Historię Zintegrowanego Planu Inwestycyjnego dla Zarabia w Myślenicach relacjonujemy w cyklu "Bloki na Zarabiu".
"Gdybym była burmistrzem, to skończyłabym to spotkanie już trzy godziny temu"
Podczas spotkania informacyjnego, które zostało zorganizowane w Myślenickim Ośrodku Kultury i Sportu 14 października, w serii pytań zadawanych przez mieszkańców, jeden z nich zapytał o rolę radnych.

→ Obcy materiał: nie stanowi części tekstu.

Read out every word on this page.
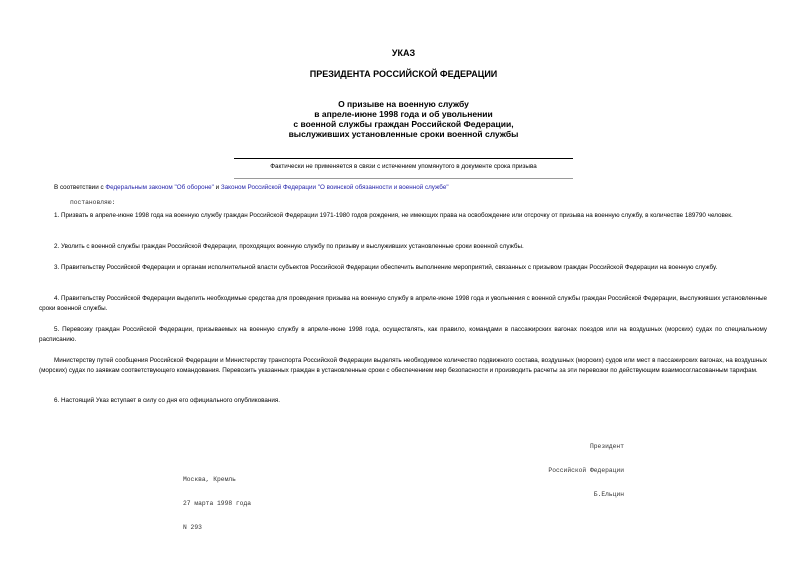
УКАЗ
ПРЕЗИДЕНТА РОССИЙСКОЙ ФЕДЕРАЦИИ
О призыве на военную службу
в апреле-июне 1998 года и об увольнении
с военной службы граждан Российской Федерации,
выслуживших установленные сроки военной службы
Фактически не применяется в связи с истечением упомянутого в документе срока призыва

В соответствии с Федеральным законом "Об обороне" и Законом Российской Федерации "О воинской обязанности и военной службе"

постановляю:

1. Призвать в апреле-июне 1998 года на военную службу граждан Российской Федерации 1971-1980 годов рождения, не имеющих права на освобождение или отсрочку от призыва на военную службу, в количестве 189790 человек.

2. Уволить с военной службы граждан Российской Федерации, проходящих военную службу по призыву и выслуживших установленные сроки военной службы.

3. Правительству Российской Федерации и органам исполнительной власти субъектов Российской Федерации обеспечить выполнение мероприятий, связанных с призывом граждан Российской Федерации на военную службу.

4. Правительству Российской Федерации выделить необходимые средства для проведения призыва на военную службу в апреле-июне 1998 года и увольнения с военной службы граждан Российской Федерации, выслуживших установленные сроки военной службы.

5. Перевозку граждан Российской Федерации, призываемых на военную службу в апреле-июне 1998 года, осуществлять, как правило, командами в пассажирских вагонах поездов или на воздушных (морских) судах по специальному расписанию.

Министерству путей сообщения Российской Федерации и Министерству транспорта Российской Федерации выделять необходимое количество подвижного состава, воздушных (морских) судов или мест в пассажирских вагонах, на воздушных (морских) судах по заявкам соответствующего командования. Перевозить указанных граждан в установленные сроки с обеспечением мер безопасности и производить расчеты за эти перевозки по действующим взаимосогласованным тарифам.

6. Настоящий Указ вступает в силу со дня его официального опубликования.

Президент

Российской Федерации

Б.Ельцин

Москва, Кремль

27 марта 1998 года

N 293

„Kto to jest radny? To człowiek wybrany przez nas i dla nas? Jeśli taka jest wola mieszkańców, to radny powinien głosować właśnie tak, jak chcą tego mieszkańcy, a nie tak jak chce władza. Trzech radnych wstrzymało się od głosu - to po co ty tam człowieku siedzisz, po co?” – dociekał.
Głos w tej kwestii zabrała m.in. Ewa Wincenciak-Walas (PO). - Gdybym była burmistrzem, powiedziałabym po prostu, że jestem za wami i kończymy całe rozmowy z inwestorem - mówiła.
Ewa Wincenciak-Walas (PO): Jestem radną, która była przeciw. Swój głos podtrzymuje i zawsze będę za ludźmi. Wierzę, że burmistrz wysłucha głosu ludzi.
Gdybym była burmistrzem, to skończyłabym to spotkanie już trzy godziny temu, powiedziałabym po prostu, że jestem za wami i kończymy całe rozmowy z inwestorem. Tyle.
Podobają Ci się nasze artykuły?
Dzięki Twojemu wsparciu możemy poruszać tematy, które są istotne dla Ciebie i Twoich sąsiadów. Zabierz nas na wirtualną kawę – nawet najmniejszy gest ma znaczenie.
Przeczytałem „gdybym była burmistrzem” i już wiedziałem że będzie grubo XD
Niczego poza tanim populizmem się nie spodziewałem…..
Nie ważne że szanowna radna w wyborach twardo popierała inwestora i dewelopera XD
Sam doskonale to
Znasz punkt widzenia zależy od punktu siedzenia czyż nie???
Jej koledzy pokazali jak w rok czasu rozp…. Państwo od środka. Wobrażasz sobie Myślenice pod batutą platfusiarzy? Uchowaj Boże!
Gdyby została burmistrzem to trzeba by było wysłać Myśleniczan do Choroszczy.
Wypowiedź przypomina mi znamienitą artystkę Polskiej sceny czyli Marie Peszek.
Poniżej to cytat jednego z utworów:
"Jestem wnuczką czarownicy, której nie udało ci się spalić ,
Ja umarłam i wracam, i niosę ci dynamit kurwa.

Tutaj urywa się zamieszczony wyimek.